New and ongoing research from Objectway sheds light on the top priorities for advice firms and what is preventing them from achieving their goals.
The top five priorities for advice firms are:
1. Updating/changing legacy systems
2. Client onboarding
3. Better client digital services
4. Client suitability
5. Improving efficiency dealing with compliance/regulation
HOWEVER, even if firms have one or more of these goals in mind, there are some significant barriers to actioning them.
AdviceBridge Chief Commercial Officer Bruce Ely-Johnston states “We see many firms using technology believing that they have a good system, only to show them how antiquated it really is”.
He continues “One of the big issues for firms is the small number of large providers dominating the space, which is compounded by advisers lack of engagement with smaller providers who can provide much needed improvements”.
The Top 3 barriers we see preventing advice firms from growing their business
1. Legacy technology
As firms have grown over the first 20 years of this century, they have acquired different systems for various different functions. These have predominantly been based off “old” technology and hence most firm’s tech stacks are clunky, leading to a multitude of issues. One issue, which is well documented, is having various systems that aren’t well integrated, thus making the process of using each system very long-winded.
Although most will have adopted tech that, at the time, improved how quickly a task or process was completed (over a purely manual process, for example), these solutions aren’t nearly as effective as more modern pieces of technology.
Ely-Johnston states “The whole process of onboarding a new client typically takes between 25 & 35 hours.
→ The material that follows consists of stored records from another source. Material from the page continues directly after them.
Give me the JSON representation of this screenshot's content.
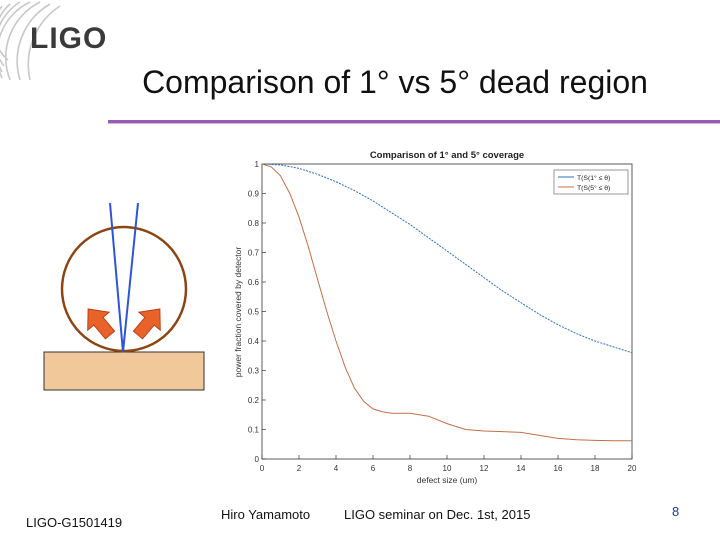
{
  "logo": {
    "text": "LIGO"
  },
  "slide": {
    "title": "Comparison of 1° vs 5° dead region"
  },
  "footer": {
    "doc_id": "LIGO-G1501419",
    "author": "Hiro Yamamoto",
    "venue": "LIGO seminar on Dec. 1st, 2015",
    "page": "8"
  },
  "colors": {
    "series1": "#2f6fbf",
    "series2": "#c0704a",
    "rule": "#9b59b6",
    "circle": "#8b4513",
    "arrow": "#e8622a",
    "substrate": "#f0c89a"
  },
  "chart_data": {
    "type": "line",
    "title": "Comparison of 1° and 5° coverage",
    "xlabel": "defect size (um)",
    "ylabel": "power fraction covered by detector",
    "xlim": [
      0,
      20
    ],
    "ylim": [
      0,
      1
    ],
    "xticks": [
      0,
      2,
      4,
      6,
      8,
      10,
      12,
      14,
      16,
      18,
      20
    ],
    "yticks": [
      0,
      0.1,
      0.2,
      0.3,
      0.4,
      0.5,
      0.6,
      0.7,
      0.8,
      0.9,
      1
    ],
    "legend_position": "top-right",
    "series": [
      {
        "name": "T(S(1° ≤ θ)",
        "x": [
          0,
          1,
          2,
          3,
          4,
          5,
          6,
          7,
          8,
          9,
          10,
          11,
          12,
          13,
          14,
          15,
          16,
          17,
          18,
          19,
          20
        ],
        "y": [
          1.0,
          0.997,
          0.985,
          0.965,
          0.94,
          0.91,
          0.875,
          0.835,
          0.795,
          0.75,
          0.705,
          0.66,
          0.615,
          0.57,
          0.53,
          0.49,
          0.455,
          0.425,
          0.4,
          0.38,
          0.36
        ]
      },
      {
        "name": "T(S(5° ≤ θ)",
        "x": [
          0,
          0.5,
          1,
          1.5,
          2,
          2.5,
          3,
          3.5,
          4,
          4.5,
          5,
          5.5,
          6,
          6.5,
          7,
          8,
          9,
          10,
          11,
          12,
          13,
          14,
          15,
          16,
          17,
          18,
          19,
          20
        ],
        "y": [
          1.0,
          0.99,
          0.96,
          0.9,
          0.82,
          0.72,
          0.61,
          0.5,
          0.4,
          0.31,
          0.24,
          0.195,
          0.17,
          0.16,
          0.155,
          0.155,
          0.145,
          0.12,
          0.1,
          0.095,
          0.093,
          0.09,
          0.08,
          0.07,
          0.065,
          0.063,
          0.062,
          0.062
        ]
      }
    ]
  }
}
Modern systems can help to improve this to under 5 hours. The underlying systems and processes used by the majority of firms are making it more time-consuming to complete their work, less profitable and more difficult to grow their business”.
One of the main issues for this legacy technology is…
2. Need for culture change
The Covid-19 pandemic was responsible for significant changes in the way many firms function. Simple things like being able to offer remote financial advice via video conferencing, for example, became a necessity extremely quickly.
But firms really had little choice. Some firms have continued to stay abreast of the cultural changes required to keep up with shifting client demands, but not all.
Firms who resist the tides that are steering many towards a more digital approach could find themselves lagging behind in terms of profitability. Not only will firms be challenged by their peers, but they could also wake up to firms like Amazon or Apple assaulting their business. It’s worth contemplating what has happened before: Blockbuster versus Netflix for example, and the cautionary tales of firms like Kodak and Nokia.
AdviceBridge finds that many firms don’t know where to start or where to look, and often stop there. The first step is to look at themselves as a business and understand the culture they have to enable them to move beyond their current model or approach. Which leads onto…
3. Lack of skill set within the company
In 2022, a Censuswide survey of more than 7,300 business decision makers found that just 24% considered themselves to be data literate. It also discovered that 78% would be willing to learn how to become more data literate. So, a great thing to do is start by asking: is it you that’s holding things back or your team?
Firms often struggle or hold themselves back, purely through lack of understanding. By investing in data literacy and educating themselves, they can bring more diverse and creative thinking to their conversations about technology. This can aid problem solving and also help identify inefficiencies and opportunities.
Although 90% of business leaders cite data literacy as key to company success, only 25% of workers feel confident in their data skills.
A great way to improve things is to raise its profile among everyone. Making it a conversation piece and empowering people to speak up, encourages them to discuss it more openly, which leads to making improvements and generating new business ideas.
Ely-Johnston states “Implementing software nowadays is much more intuitive and does not require a tech wizard to get their head around”.
Lack of understanding of the business benefits
Investing in the correct systems can make significant improvements. However, firms can get hung up on what the cost will be, rather than viewing the value of these technological improvements and improving profitability.
Business outcomes can be overwhelmingly positive in increasing AUM, profitability and staff costs, where fewer support and admin staff are needed for each front office member of staff, for example, a real case where the firm reduced the ratio from 2.55 to 0.7
Automation and artificial intelligence ARE the future of your business
If you’re planning on making improvements to your service offering and front office productivity, investment into the right pieces of technology can do wonders, enabling firms to achieve their goals.
Investment in IT systems can overcome these barriers.
But investment in yourselves first, is key.